La sociedades se organizan de dos maneras: o a partir y para servir a la persona humana según su dignidad, o desde el poder y para poner a dicha organización al servicio al servicio del mismo. Las constituciones y las leyes se dictan y las instituciones se crean para servir a las personas, y preservar sus bienes fundamentales: su libertad (de su espíritu), su vida (de su cuerpo) o su trabajo (como proyección de su personalidad, espiritual y material); o se dictan y crean a partir del poder o de quienes lo ejercen, quienes desde la soberbia del racionalismo o el positivismo redactan normas y crean instituciones al servicio a los que mandan y no para los que sólo deben obedecer.

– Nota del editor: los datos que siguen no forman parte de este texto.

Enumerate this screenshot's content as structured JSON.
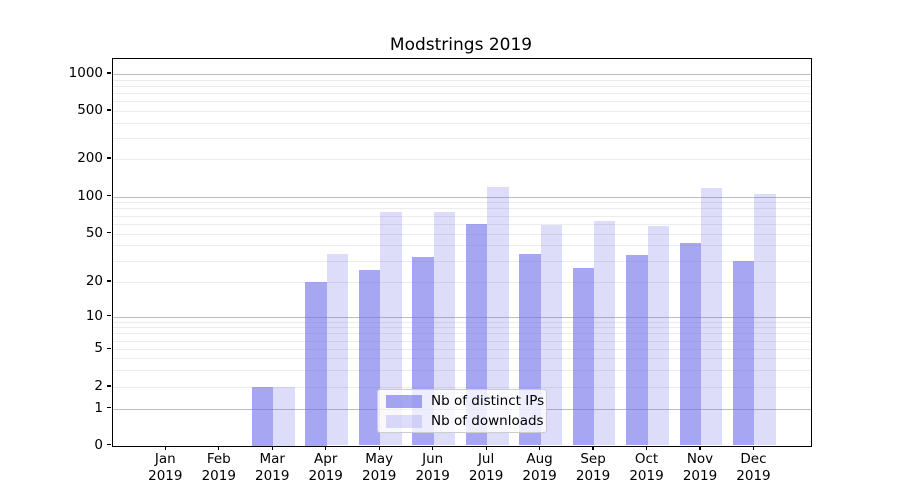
{
  "title": "Modstrings 2019",
  "colors": {
    "ips_bar": "rgba(107,107,233,0.6)",
    "ips_bar_solid": "#a6a6f2",
    "downloads_bar": "rgba(107,107,233,0.23)",
    "downloads_bar_solid": "#ddddfa",
    "grid_major": "#bdbdbd",
    "grid_minor": "#ececec",
    "axis": "#000000",
    "legend_border": "#cccccc",
    "background": "#ffffff"
  },
  "legend": {
    "position": "lower center",
    "items": [
      {
        "label": "Nb of distinct IPs",
        "color_key": "ips_bar"
      },
      {
        "label": "Nb of downloads",
        "color_key": "downloads_bar"
      }
    ]
  },
  "chart_data": {
    "type": "bar",
    "title": "Modstrings 2019",
    "xlabel": "",
    "ylabel": "",
    "yscale": "symlog",
    "ylim": [
      0,
      1300
    ],
    "grid": "both (major and minor)",
    "categories": [
      "Jan",
      "Feb",
      "Mar",
      "Apr",
      "May",
      "Jun",
      "Jul",
      "Aug",
      "Sep",
      "Oct",
      "Nov",
      "Dec"
    ],
    "x_year_line": "2019",
    "x_tick_labels": [
      "Jan 2019",
      "Feb 2019",
      "Mar 2019",
      "Apr 2019",
      "May 2019",
      "Jun 2019",
      "Jul 2019",
      "Aug 2019",
      "Sep 2019",
      "Oct 2019",
      "Nov 2019",
      "Dec 2019"
    ],
    "y_ticks": [
      0,
      1,
      2,
      5,
      10,
      20,
      50,
      100,
      200,
      500,
      1000
    ],
    "y_tick_labels": [
      "0",
      "1",
      "2",
      "5",
      "10",
      "20",
      "50",
      "100",
      "200",
      "500",
      "1000"
    ],
    "series": [
      {
        "name": "Nb of distinct IPs",
        "color": "rgba(107,107,233,0.6)",
        "values": [
          0,
          0,
          2,
          20,
          25,
          32,
          60,
          34,
          26,
          33,
          42,
          30
        ]
      },
      {
        "name": "Nb of downloads",
        "color": "rgba(107,107,233,0.23)",
        "values": [
          0,
          0,
          2,
          34,
          75,
          75,
          120,
          59,
          63,
          58,
          118,
          105
        ]
      }
    ]
  }
}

Si queremos una reforma política tenemos que comenzar convenciéndonos que el gran protagonista de la democracia constitucional no son los políticos, ni las instituciones, sino los ciudadanos, y que si queremos volver a las fuentes tenemos que poner las leyes, las instituciones y la política al servicio de las personas, o sea del bien común; y el ciudadano tiene que asumir el protagonismo que hoy no tiene, que no es sólo ir a votar, sino que debe opinar, participar en las instituciones políticas y sociales, y en la toma de decisiones. Ello implica que hay que convencerlo del gran poder que tiene con su voto, su opinión y su participación. Que para ejercer ese poder debe afiliarse a los partidos políticos, votar en las elecciones internas, participar en las reuniones y asociaciones de padres en los colegios, en las reuniones y asociaciones de vecinos y en las asambleas gremiales y de otras sociedades intermedias; actuar, cuando se lo convoca, como presidente o fiscal de mesa en los comicios; estar informado, opinar, participar en debates y audiencias públicas; denunciar a los que delinquen, servir de testigo y reconocer a los delincuente en las rueda de presos, cuando se lo requieran. Si esto no ocurre cualquier reforma será inútil.

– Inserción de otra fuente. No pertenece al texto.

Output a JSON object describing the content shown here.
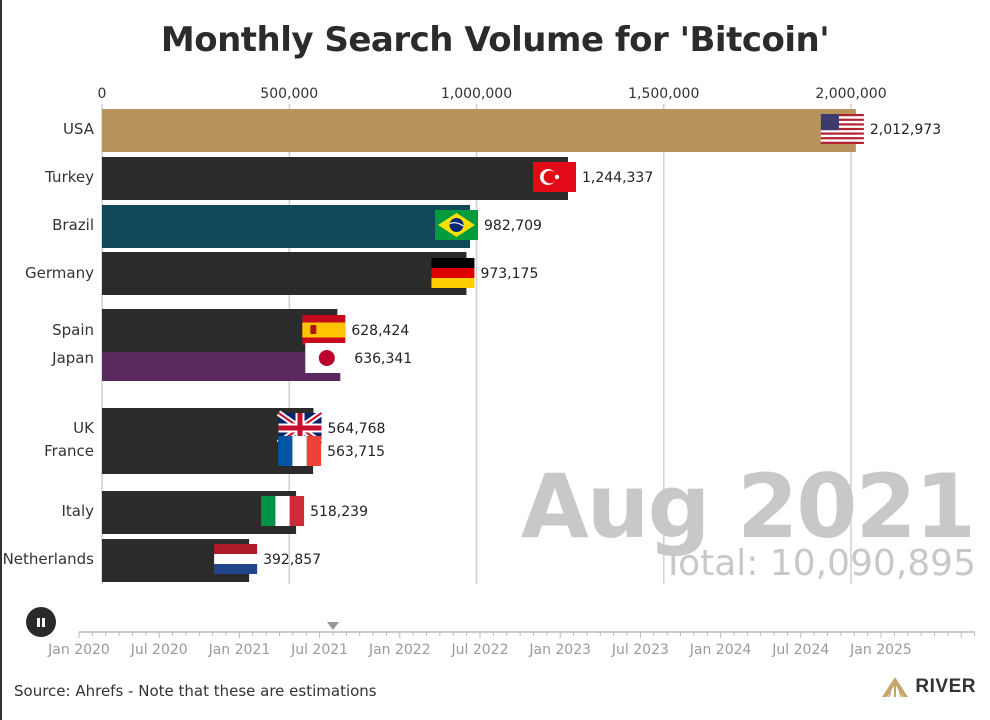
{
  "chart_data": {
    "type": "bar",
    "orientation": "horizontal",
    "title": "Monthly Search Volume for 'Bitcoin'",
    "x_ticks": [
      "0",
      "500,000",
      "1,000,000",
      "1,500,000",
      "2,000,000"
    ],
    "xlim": [
      0,
      2000000
    ],
    "categories": [
      "USA",
      "Turkey",
      "Brazil",
      "Germany",
      "Spain",
      "Japan",
      "UK",
      "France",
      "Italy",
      "Netherlands"
    ],
    "values": [
      2012973,
      1244337,
      982709,
      973175,
      628424,
      636341,
      564768,
      563715,
      518239,
      392857
    ],
    "value_labels": [
      "2,012,973",
      "1,244,337",
      "982,709",
      "973,175",
      "628,424",
      "636,341",
      "564,768",
      "563,715",
      "518,239",
      "392,857"
    ],
    "bar_colors": [
      "#b8945c",
      "#2b2b2b",
      "#104a5a",
      "#2b2b2b",
      "#2b2b2b",
      "#5a2a5e",
      "#2b2b2b",
      "#2b2b2b",
      "#2b2b2b",
      "#2b2b2b"
    ],
    "flags": [
      "usa-flag-icon",
      "turkey-flag-icon",
      "brazil-flag-icon",
      "germany-flag-icon",
      "spain-flag-icon",
      "japan-flag-icon",
      "uk-flag-icon",
      "france-flag-icon",
      "italy-flag-icon",
      "netherlands-flag-icon"
    ],
    "current_date": "Aug 2021",
    "total_label": "Total: 10,090,895"
  },
  "timeline": {
    "labels": [
      "Jan 2020",
      "Jul 2020",
      "Jan 2021",
      "Jul 2021",
      "Jan 2022",
      "Jul 2022",
      "Jan 2023",
      "Jul 2023",
      "Jan 2024",
      "Jul 2024",
      "Jan 2025"
    ],
    "position_month_index": 19
  },
  "footer": {
    "source": "Source: Ahrefs - Note that these are estimations",
    "brand": "RIVER"
  },
  "colors": {
    "grid": "#d0d0d0",
    "watermark": "#c8c8c8"
  }
}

Pero ¿cómo convencer a tanta gente de un cambio tan profundo en sus conductas?- Mediante la educación política. Este es el déficit más grave que ha tenido la democracia constitucional en nuestro país desde 1983. No hemos preparado a los ciudadanos para el protagonismo que les cabe en este sistema político, que es más complejo que los autoritarios, y que, gracias a Dios, hemos superado definitivamente, ya que a pesar de las agudas crisis que hemos soportados no hemos tenido que recurrir a los militares ni a las soluciones violentas del pasado.

Pero la educación política no implica sólo crear facultades de ciencias políticas en las universidades o hacer cursos de formación política en los partidos o en algunas ONG; ello significa que hay que trasmitir los valores de la democracia y hacer conocer sus instituciones y los mecanismos de su funcionamiento y su importancia, para lo cual hay que revisar todo el sistema educativo, de gestión estatal y privado, en todos los niveles, desde el jardín de infantes hasta en las universidades; los contenidos de los medios masivos de comunicación; y promover los valores democráticos desde los medios no formales de la educación, como son los desfiles, los actos patrióticos o conmemorativos, exhibición de símbolos patrios, o de expresiones artísticas, etcétera.

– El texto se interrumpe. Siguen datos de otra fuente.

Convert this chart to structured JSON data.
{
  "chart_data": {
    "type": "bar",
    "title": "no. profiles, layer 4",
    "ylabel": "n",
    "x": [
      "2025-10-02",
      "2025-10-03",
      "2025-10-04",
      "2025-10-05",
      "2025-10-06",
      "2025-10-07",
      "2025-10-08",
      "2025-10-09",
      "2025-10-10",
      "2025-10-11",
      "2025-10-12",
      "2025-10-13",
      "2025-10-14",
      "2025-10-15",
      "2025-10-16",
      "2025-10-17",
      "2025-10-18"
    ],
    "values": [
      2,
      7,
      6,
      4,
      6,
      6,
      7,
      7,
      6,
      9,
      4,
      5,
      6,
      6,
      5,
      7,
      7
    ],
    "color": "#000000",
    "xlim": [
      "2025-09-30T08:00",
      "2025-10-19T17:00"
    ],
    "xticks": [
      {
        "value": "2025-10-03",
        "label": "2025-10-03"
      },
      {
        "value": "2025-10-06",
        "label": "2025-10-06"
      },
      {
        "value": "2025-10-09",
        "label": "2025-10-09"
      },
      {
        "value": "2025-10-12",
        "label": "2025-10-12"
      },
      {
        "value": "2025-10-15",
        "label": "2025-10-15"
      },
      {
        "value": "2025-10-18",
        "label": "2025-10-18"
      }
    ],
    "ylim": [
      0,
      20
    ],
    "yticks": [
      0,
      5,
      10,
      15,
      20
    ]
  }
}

Esto no significa renunciar a luchar en contra del clientelismo, el populismo, la corrupción y demás vicios que nos agobian, o a dejar de proponer reformas para fortalecer a los partidos políticos, a nuestros arcaico sistema electoral, o a organizar mejor la promoción de los liderazgos, de los debates, de una mejor solución de los conflictos, o el uso más frecuente de los mecanismos de participación y de toma de decisiones en todos los niveles de la sociedad y del Estado.   

Nuestra generación exhibe con orgullo haber conseguido la vuelta a la democracia constitucional, el haber restablecido el respeto a los derechos humanos, el haber dado el lugar que la mujer merece en nuestra sociedad y el haber despertado el interés por lo ecológico, lo que no es poco. Pero los desafíos que quedan a futuro, para nosotros y a las nuevas generaciones, como son: el de fortalecer el papel del ciudadano, lograr una mejor calidad institucional y hacer posible la igualdad de oportunidades para todos, solo serán posible si ponemos la democracia al servicio de los ciudadanos.

                                                Córdoba, octubre de 2007.